Keith L. Rucinski, CPA, JD
Chapter 13 Trustee
Akron, OH

house keys

You are looking to buy your first home.   You are eager to begin the preapproval process for a mortgage so you are able to make a bid on the home which is right for you.

As you work with a lender who reviews your credit history, your work history, your annual taxes, and your monthly income, you are overwhelmed by the paperwork. You turn to the lender and real estate agent for advice.   

You get good news.  You’re preapproved for a mortgage loan. Congrats!  The loan is for lot of money you’re not sure you can afford that much home.  The mortgage lender tells you not to worry, it is only 40% of your gross monthly wages. This sounds good – in theory.   

It’s time to pause.

Just because you’ve been approved for that amount, doesn’t mean that you should borrow that amount.   The mortgage loan amount you can afford should not be based on your gross wages. You, like everyone else, have to pay taxes.  On average, taxes (federal, state, and local) can be around 30 % of your gross wages.  (Gross wages is the amount you earn prior to all payroll deductions for taxes, benefits or wage garnishments.)

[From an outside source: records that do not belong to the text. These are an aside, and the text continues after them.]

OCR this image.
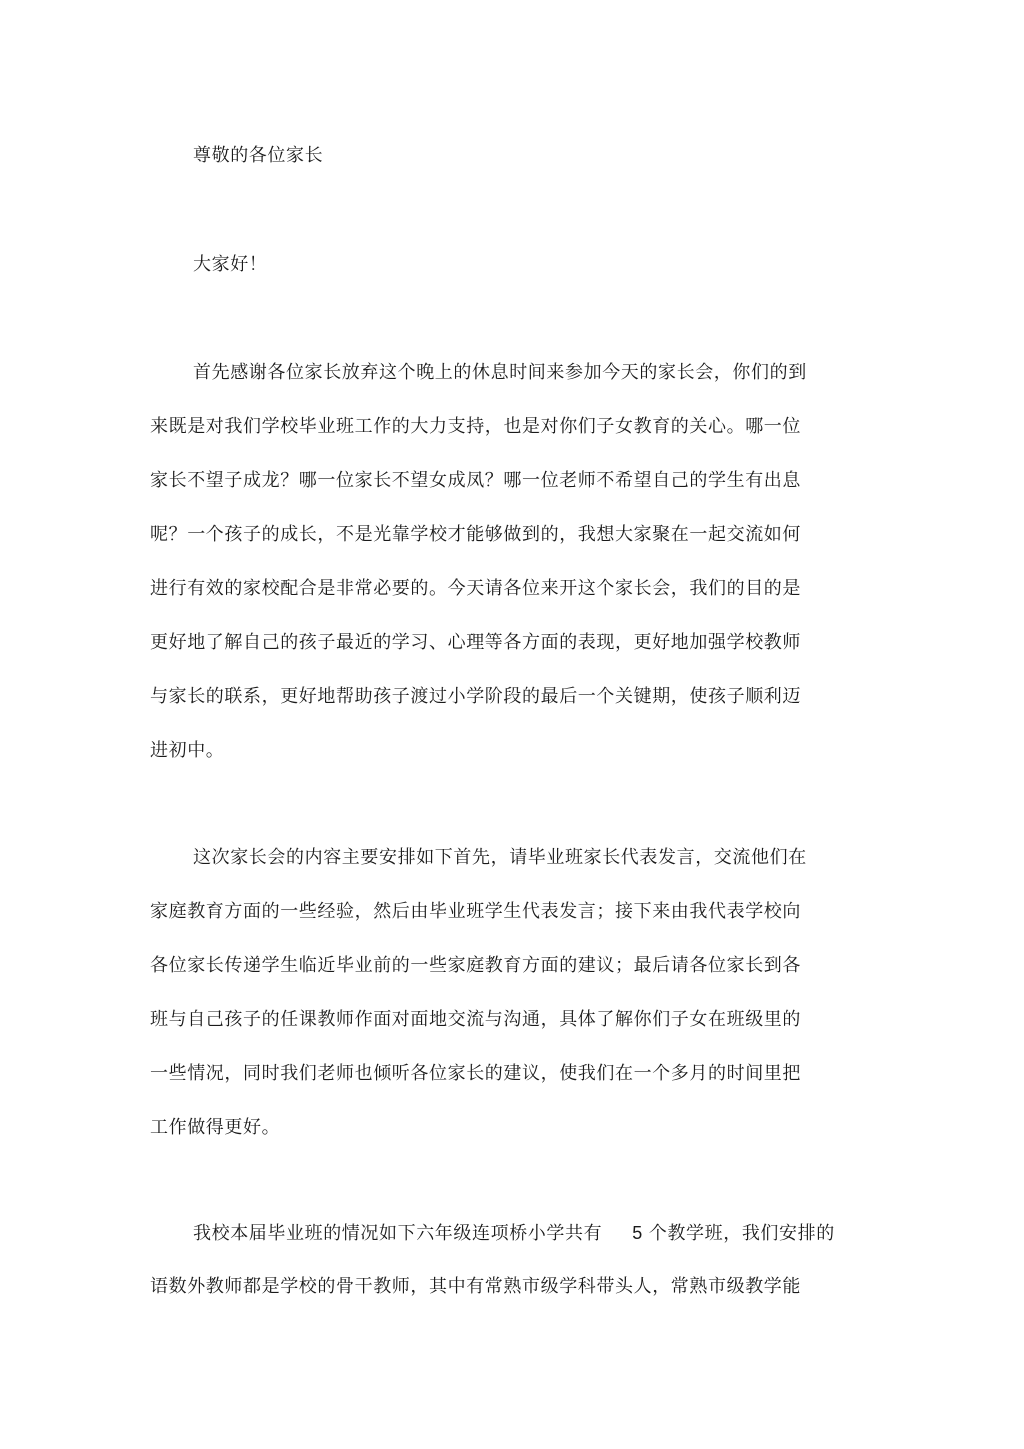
尊敬的各位家长
大家好！
首先感谢各位家长放弃这个晚上的休息时间来参加今天的家长会，你们的到
来既是对我们学校毕业班工作的大力支持，也是对你们子女教育的关心。哪一位
家长不望子成龙？哪一位家长不望女成凤？哪一位老师不希望自己的学生有出息
呢？一个孩子的成长，不是光靠学校才能够做到的，我想大家聚在一起交流如何
进行有效的家校配合是非常必要的。今天请各位来开这个家长会，我们的目的是
更好地了解自己的孩子最近的学习、心理等各方面的表现，更好地加强学校教师
与家长的联系，更好地帮助孩子渡过小学阶段的最后一个关键期，使孩子顺利迈
进初中。
这次家长会的内容主要安排如下首先，请毕业班家长代表发言，交流他们在
家庭教育方面的一些经验，然后由毕业班学生代表发言；接下来由我代表学校向
各位家长传递学生临近毕业前的一些家庭教育方面的建议；最后请各位家长到各
班与自己孩子的任课教师作面对面地交流与沟通，具体了解你们子女在班级里的
一些情况，同时我们老师也倾听各位家长的建议，使我们在一个多月的时间里把
工作做得更好。
我校本届毕业班的情况如下六年级连项桥小学共有 5 个教学班，我们安排的
语数外教师都是学校的骨干教师，其中有常熟市级学科带头人，常熟市级教学能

Here’s a better way to calculate it.

Starting with your gross monthly wages, multiply that number by 70%. That number should be close to your net wages (the amount you take home after paying taxes). This is the amount that you have to actually live on.

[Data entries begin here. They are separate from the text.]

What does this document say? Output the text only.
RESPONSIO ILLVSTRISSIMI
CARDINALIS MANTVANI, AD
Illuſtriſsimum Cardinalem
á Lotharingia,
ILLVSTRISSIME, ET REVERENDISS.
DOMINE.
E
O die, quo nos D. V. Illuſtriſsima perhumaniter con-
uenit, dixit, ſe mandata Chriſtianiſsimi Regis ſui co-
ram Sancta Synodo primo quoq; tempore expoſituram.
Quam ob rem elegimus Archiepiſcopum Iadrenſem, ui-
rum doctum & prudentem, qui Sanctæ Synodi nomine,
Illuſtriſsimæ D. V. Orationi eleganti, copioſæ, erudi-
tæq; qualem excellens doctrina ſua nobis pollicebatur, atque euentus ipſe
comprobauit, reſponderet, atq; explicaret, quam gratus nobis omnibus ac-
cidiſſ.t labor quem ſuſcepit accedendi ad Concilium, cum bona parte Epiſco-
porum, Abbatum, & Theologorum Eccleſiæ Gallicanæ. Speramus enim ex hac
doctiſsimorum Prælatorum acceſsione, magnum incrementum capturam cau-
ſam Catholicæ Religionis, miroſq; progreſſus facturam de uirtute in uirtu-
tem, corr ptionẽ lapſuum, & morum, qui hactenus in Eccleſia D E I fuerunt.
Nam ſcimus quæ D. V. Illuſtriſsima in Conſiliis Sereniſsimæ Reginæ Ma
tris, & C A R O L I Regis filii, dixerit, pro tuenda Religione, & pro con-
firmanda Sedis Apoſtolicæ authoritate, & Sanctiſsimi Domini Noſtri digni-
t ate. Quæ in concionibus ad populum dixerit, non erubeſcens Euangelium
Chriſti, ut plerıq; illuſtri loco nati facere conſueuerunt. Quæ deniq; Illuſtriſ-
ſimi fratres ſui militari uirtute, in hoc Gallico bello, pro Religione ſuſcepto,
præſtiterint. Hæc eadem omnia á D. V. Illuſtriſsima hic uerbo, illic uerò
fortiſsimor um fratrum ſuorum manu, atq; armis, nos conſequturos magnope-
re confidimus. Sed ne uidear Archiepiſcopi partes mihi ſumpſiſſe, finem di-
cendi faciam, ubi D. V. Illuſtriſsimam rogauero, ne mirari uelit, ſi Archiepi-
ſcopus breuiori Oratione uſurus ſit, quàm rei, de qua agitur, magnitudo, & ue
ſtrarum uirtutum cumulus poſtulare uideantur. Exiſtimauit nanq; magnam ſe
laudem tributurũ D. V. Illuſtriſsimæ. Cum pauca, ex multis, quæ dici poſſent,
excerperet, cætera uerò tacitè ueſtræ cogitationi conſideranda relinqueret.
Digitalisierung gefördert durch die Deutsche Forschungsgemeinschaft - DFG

So, if gross wages are 100% minus taxes at 30%, subtract your preapproved mortgage at 40%, and you are left with 30% for your monthly expenses.   Expenses are typically groceries, utilities, gasoline, car payment, and student loans.

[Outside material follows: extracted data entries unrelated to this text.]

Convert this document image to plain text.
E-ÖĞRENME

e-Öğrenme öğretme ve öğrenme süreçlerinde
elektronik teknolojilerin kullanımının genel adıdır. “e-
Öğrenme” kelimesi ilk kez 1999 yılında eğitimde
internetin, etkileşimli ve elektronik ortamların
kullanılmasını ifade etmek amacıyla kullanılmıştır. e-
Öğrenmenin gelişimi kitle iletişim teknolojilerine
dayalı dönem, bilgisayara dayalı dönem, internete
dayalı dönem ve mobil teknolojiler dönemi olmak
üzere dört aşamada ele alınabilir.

Can you live on 30% of your wages?  Probably not.

The amount of the preapproved mortgage often does not consider your individual monthly living expenses.  Many people who max out their loan amount to the preapproved limit often must subsidize their ongoing living expenses by using credit cards to buy everyday items like food, utilities, and gasoline.

Additionally, your mortgage loan may or may not include a monthly escrow for property taxes and insurance.  If not included in your mortgage that is another expense you will have to cover.  Given the continuing surge in home prices, many people are discovering that their property taxes are increasing (in some states, people are seeing increases over 30%).   Insurance rates in many states are also increasing due to natural disasters.  

Buying a home is exciting, but it can be costly and limit your ability to pay your living expenses if you max out your loan based on your gross income. 

Always check the number you can afford by starting with your net income and deducting your monthly living expenses. The amount left over is the amount you can afford. 

While it can be challenging to purchase a home in today’s market, the happiest homeowner is one who determines a manageable monthly mortgage payment. Remember, look at your net monthly pay and then back out your monthly expenses. That number is the magic number you should work toward.